If the 23-year-old’s year might be aptly described by the old rollercoaster cliché then for Martin O’Neill’s side generally it was more like another fairground ride, one of those gravity-defying things where the train rumbles along harmlessly enough on the flat, picks up a bit of pace for a climb then hits a solitary peak and comes careering back towards earth with everyone on board doing their best to obscure the view.
After the results achieved in Belgrade and Vienna, 2017 had seemed to be full of promise for the Irish team but a hat-trick of qualifying draws this year undid all of the good work, and then some, so that by October O’Neill and his players were firmly up against it.

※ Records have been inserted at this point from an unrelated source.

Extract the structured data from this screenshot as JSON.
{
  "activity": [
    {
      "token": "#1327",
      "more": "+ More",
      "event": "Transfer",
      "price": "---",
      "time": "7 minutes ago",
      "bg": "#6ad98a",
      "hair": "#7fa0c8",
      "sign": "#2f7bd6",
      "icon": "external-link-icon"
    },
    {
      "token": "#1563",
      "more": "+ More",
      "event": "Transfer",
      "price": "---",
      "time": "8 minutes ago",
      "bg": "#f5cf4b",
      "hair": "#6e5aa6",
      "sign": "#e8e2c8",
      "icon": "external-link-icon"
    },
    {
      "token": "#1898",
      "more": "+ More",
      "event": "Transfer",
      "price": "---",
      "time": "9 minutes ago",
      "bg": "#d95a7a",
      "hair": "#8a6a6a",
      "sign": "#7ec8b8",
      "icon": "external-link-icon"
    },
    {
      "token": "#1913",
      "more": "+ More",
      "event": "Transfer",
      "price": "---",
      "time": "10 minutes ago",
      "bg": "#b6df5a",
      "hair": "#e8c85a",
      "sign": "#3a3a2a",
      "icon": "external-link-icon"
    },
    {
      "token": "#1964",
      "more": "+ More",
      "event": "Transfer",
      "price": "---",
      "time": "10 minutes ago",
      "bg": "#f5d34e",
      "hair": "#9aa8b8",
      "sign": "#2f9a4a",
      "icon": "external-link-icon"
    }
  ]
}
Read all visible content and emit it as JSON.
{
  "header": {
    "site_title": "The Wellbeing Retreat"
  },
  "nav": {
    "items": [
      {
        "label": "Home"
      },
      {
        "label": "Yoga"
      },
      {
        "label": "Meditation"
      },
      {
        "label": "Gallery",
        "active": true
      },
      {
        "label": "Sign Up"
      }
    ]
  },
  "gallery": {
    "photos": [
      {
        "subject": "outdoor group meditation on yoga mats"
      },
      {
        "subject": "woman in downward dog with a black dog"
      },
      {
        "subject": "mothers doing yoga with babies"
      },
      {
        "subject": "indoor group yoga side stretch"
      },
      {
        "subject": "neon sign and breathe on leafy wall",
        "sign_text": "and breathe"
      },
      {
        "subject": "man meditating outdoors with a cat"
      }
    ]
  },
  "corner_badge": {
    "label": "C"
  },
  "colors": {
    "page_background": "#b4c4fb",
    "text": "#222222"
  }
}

Six points from six saved them, for a month, with the high point that 1-0 win in Cardiff where, while the overall performance might be described as some sort of terrible beauty, James McClean's goal was a worthy of winning any game.
Gareth Bale was absent through injury for the Welsh and Séamus Coleman, who had been sorely missed since being badly injured in the previous meeting between the two sides, for the Irish, but the hosts clearly expected to possess a decisive edge, most obviously in midfield where Joe Allen, Joe Ledley and Aaron Ramsey would have been expected to run the show.
Instead, Wales were muscled out of it, to such an extent that Allen had to be helped off after just 37 minutes. The locals were never quite the same without him and it is to Chris Coleman’s immense credit that he brushed rather lightly over the bruising nature of the contest afterwards, accepting instead that his players had simply not been good enough to open up a side whose manager had got the tactics spot on.
It wouldn’t last. Ireland probably needed to score in Copenhagen if they were have a real chance of beating Denmark in the playoff that followed but they didn’t and having led only to fall behind back in Dublin, O’Neill’s half-time changes only served to make a bad situation worse.
There are suggestions that the players were unhappy with the plan for the second half as they left the dressingroom but Ireland, in any case, were very well beaten and the manager’s early intervention took some of the shine off O’Neill’s reputation for making odd calls that reaped big rewards.
He will, it seems certain, have the opportunity to win us back round over the next two years during which time the Irish women’s team might, just might, have qualified for a World Cup themselves.
They have certainly made a good start to their campaign with their draw against the Dutch, and the celebrations that followed, amongst the highlights of the year. It suddenly seemed a very long time since the players had stood together in Liberty Hall looking for decent pay and conditions from the FAI. That is another thing from this year that will be hard to forget.